A will is a document that consists of the legal declaration of how a person wishes his property to be used after his death. Unlike a Trust which takes effect right after it is created, a Will becomes enforceable only upon the death of its creator. The maker of the will is called a ‘Testator’, while the one appointed to carry it out is called ‘Executor’. A ‘legatee’ is the one who receives the will property.

In Bangladesh, the law relating to wills is a combination of legislative and religious guidelines. Generally wills in Bangladesh are regulated by the Succession Act 1925. But due to the leniency of requirements and preference of majority, the Muslim Personal Laws on this issue are more prevalent in this country.
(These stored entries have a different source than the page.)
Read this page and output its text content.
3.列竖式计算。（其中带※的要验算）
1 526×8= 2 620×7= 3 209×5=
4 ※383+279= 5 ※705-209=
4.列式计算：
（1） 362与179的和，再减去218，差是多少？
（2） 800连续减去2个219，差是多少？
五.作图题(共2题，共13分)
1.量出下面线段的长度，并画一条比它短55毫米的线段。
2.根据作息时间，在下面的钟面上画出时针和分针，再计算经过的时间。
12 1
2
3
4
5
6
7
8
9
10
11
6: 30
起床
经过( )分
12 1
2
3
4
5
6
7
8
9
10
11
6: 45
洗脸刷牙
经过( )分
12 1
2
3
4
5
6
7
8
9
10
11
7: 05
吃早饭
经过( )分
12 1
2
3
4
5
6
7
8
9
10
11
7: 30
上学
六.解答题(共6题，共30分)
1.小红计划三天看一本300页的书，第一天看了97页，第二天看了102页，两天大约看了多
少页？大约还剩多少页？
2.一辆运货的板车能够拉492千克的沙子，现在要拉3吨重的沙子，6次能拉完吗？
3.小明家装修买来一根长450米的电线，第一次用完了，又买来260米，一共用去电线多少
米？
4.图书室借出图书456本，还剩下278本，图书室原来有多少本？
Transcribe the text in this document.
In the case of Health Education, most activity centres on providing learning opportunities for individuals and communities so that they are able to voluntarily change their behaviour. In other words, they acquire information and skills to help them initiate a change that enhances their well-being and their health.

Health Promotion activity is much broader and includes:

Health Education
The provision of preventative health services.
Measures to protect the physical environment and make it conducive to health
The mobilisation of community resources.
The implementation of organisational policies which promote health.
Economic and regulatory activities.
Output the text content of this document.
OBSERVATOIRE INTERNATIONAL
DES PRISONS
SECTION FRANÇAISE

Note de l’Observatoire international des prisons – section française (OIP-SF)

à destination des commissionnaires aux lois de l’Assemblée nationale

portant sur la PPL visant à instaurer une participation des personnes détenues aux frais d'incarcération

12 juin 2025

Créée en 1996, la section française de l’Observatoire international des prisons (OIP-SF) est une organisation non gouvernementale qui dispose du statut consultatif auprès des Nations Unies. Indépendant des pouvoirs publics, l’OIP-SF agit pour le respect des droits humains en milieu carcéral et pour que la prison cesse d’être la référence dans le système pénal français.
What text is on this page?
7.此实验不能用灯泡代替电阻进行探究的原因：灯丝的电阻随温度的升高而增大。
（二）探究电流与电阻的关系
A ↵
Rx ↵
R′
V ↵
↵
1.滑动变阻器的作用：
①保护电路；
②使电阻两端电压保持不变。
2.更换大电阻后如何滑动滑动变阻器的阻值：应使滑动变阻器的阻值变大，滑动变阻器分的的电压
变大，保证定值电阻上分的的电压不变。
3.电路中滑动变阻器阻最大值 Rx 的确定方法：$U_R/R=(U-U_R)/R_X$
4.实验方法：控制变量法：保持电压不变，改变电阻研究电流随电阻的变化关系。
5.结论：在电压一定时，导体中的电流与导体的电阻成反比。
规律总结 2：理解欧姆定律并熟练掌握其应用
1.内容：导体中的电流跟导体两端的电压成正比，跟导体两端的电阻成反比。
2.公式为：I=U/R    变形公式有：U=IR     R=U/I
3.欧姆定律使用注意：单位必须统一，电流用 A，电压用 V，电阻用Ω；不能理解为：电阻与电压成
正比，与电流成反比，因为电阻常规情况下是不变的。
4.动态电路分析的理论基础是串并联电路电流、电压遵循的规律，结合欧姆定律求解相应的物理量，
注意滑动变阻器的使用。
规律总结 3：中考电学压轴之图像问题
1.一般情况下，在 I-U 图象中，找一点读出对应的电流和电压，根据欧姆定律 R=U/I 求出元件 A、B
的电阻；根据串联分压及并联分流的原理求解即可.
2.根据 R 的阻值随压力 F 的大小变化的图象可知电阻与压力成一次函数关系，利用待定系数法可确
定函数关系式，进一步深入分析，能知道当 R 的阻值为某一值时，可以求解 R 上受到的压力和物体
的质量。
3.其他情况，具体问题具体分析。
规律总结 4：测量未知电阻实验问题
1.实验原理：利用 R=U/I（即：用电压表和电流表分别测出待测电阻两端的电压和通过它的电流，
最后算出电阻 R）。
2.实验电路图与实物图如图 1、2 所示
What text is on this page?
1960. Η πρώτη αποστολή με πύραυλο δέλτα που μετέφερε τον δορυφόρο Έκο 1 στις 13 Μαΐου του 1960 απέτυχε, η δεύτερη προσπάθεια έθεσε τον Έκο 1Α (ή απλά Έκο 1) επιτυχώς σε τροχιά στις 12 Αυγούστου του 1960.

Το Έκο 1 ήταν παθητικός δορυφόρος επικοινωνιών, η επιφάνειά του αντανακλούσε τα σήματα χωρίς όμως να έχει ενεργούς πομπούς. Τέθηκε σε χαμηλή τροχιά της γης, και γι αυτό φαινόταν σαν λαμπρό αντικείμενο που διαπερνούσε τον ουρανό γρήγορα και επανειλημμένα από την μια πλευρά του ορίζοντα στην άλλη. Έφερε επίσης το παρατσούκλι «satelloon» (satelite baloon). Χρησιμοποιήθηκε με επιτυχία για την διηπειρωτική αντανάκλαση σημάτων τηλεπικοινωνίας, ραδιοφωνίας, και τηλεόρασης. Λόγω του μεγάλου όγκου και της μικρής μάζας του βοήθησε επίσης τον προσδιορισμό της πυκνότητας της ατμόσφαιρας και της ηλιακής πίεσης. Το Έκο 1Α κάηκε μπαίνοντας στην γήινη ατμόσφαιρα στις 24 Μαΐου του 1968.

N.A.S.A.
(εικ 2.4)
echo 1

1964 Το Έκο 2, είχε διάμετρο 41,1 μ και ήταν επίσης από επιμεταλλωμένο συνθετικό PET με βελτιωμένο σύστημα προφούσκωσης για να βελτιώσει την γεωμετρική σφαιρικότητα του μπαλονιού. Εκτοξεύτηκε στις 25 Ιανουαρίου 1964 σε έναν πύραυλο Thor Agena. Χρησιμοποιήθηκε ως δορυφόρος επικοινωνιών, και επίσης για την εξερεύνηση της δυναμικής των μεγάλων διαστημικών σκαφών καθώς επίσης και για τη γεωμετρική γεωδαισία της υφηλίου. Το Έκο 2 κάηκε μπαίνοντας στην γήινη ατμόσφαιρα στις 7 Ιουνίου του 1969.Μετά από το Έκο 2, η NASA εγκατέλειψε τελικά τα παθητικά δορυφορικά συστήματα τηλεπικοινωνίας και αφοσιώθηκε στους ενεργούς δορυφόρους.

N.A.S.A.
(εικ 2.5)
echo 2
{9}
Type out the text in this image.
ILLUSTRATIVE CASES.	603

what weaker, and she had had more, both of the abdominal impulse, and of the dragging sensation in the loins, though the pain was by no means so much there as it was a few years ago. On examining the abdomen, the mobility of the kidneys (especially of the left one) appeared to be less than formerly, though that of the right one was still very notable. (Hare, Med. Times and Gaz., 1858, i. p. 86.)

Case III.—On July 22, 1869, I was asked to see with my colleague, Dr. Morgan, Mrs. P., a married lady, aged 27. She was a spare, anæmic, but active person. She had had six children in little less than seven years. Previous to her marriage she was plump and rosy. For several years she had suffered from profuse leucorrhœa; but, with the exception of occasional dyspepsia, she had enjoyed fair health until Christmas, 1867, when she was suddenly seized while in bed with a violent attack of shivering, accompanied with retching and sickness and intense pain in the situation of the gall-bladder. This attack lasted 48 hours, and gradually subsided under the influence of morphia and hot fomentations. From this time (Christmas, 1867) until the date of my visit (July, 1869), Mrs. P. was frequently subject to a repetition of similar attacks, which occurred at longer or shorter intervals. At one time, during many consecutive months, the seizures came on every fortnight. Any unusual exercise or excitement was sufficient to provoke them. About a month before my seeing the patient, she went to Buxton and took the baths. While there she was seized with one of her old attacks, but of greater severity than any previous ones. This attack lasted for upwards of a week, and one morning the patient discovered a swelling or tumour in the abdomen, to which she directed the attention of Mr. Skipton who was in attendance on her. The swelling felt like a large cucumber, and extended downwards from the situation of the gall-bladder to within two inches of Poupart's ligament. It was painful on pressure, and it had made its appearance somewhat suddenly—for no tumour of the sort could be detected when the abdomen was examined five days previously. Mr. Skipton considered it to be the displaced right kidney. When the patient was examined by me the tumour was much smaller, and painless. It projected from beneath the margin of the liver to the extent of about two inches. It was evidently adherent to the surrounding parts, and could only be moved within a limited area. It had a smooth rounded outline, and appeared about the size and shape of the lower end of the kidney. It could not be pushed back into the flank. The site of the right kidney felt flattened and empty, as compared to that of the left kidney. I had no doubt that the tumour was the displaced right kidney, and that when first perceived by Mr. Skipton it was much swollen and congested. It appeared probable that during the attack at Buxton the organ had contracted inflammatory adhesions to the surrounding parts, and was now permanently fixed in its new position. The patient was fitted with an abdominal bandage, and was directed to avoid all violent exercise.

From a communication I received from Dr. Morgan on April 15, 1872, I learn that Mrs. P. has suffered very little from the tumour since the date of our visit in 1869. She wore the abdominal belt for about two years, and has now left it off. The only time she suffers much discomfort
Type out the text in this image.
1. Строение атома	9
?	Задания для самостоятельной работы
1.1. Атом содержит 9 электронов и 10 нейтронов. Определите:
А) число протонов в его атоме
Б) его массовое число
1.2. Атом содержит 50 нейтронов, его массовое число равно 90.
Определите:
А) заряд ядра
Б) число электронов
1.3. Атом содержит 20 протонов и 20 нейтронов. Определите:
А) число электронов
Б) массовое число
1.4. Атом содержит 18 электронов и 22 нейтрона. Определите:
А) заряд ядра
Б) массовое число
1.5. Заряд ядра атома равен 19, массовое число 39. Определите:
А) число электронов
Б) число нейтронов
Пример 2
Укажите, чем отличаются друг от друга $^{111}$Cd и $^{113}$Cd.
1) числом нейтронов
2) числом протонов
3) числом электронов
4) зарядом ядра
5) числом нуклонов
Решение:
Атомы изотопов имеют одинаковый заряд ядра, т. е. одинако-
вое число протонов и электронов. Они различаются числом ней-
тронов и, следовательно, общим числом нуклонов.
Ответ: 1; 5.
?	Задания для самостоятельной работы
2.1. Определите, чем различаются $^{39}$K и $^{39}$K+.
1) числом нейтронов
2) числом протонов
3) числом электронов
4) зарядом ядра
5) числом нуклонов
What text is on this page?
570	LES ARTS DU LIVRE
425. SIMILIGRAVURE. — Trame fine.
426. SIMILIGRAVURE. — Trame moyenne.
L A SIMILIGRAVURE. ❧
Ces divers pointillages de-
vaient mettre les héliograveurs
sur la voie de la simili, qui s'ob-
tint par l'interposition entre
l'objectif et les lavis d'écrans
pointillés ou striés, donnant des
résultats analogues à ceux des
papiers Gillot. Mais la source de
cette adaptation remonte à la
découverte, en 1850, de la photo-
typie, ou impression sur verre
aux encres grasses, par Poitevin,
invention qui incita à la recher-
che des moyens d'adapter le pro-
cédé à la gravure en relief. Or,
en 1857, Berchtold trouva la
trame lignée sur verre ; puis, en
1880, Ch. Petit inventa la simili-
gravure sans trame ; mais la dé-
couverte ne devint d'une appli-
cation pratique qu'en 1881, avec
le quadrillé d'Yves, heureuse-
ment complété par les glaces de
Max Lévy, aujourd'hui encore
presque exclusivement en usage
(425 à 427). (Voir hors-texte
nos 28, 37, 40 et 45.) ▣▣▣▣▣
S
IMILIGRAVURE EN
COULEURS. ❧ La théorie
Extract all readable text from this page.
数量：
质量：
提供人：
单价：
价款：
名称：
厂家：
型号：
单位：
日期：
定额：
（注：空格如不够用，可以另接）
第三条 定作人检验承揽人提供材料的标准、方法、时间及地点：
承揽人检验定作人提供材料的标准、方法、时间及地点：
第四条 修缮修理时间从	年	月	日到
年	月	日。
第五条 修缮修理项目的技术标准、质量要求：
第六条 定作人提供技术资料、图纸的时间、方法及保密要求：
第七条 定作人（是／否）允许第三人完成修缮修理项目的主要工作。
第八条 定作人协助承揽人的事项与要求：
Executing a will or (Wassiyyah) is one of the four obligatory duties performed for the deceased in Islam.

A Muslim is allowed to bequeath only 1/3 of his property by writing a will. The intention of the testator must be clear that the wasiyyah is to be executed after his death.

According to section 2(h) of the Succession Act 1925 a will means “the legal declaration of the intention of a testator with respect to his property which he desires to be carried into effect after his death.” According to the Sahih Al-Bukhari, ” It is the duty of a Muslim who has anything to bequest not to let two nights pass without writing a will about it.”

According to section 59 of the Act, Every person of sound mind not being a minor may dispose of his property by will. Under section 3 of the Majority Act 1875 in Bangladesh, a person attains adulthood at the age of eighteen. Therefore, under the Succession Act, anyone above eighteen is eligible to make a will. But under Islamic rulings, an adult who has reached the age of fifteen is also eligible to make a will.

Section 63 of the Succession Act states that a will must be in writing, signed by the testator and attested by at least two witnesses. But under Muslim personal Laws, A will may be in the form of oral or written and if the will is in writing need not be signed if signed need not be attested. But like the above section, the requirement of two witness is same in Muslim laws.

A probate is obtained to authenticate the validity of the will and it is the only proper evidence of the executor’s appointment. Under section 227 of the 1925 Act, the court granting the probate of a will will establish it and make all the acts of executor valid. The receiver needs to file a probate suit before the District Judge Court to make the will effective. However under Islamic provisions, there is no such requirements.

Both the 1925 Act and Muslim personal law states that revocation of a will is only possible if the testator makes a subsequent will.

Both set of rules regarding wills work together in executing them legally. There are many similarities and dissimilarities between the two. Both the law exists in harmony and is in practice albeit limitations yet to be noticed.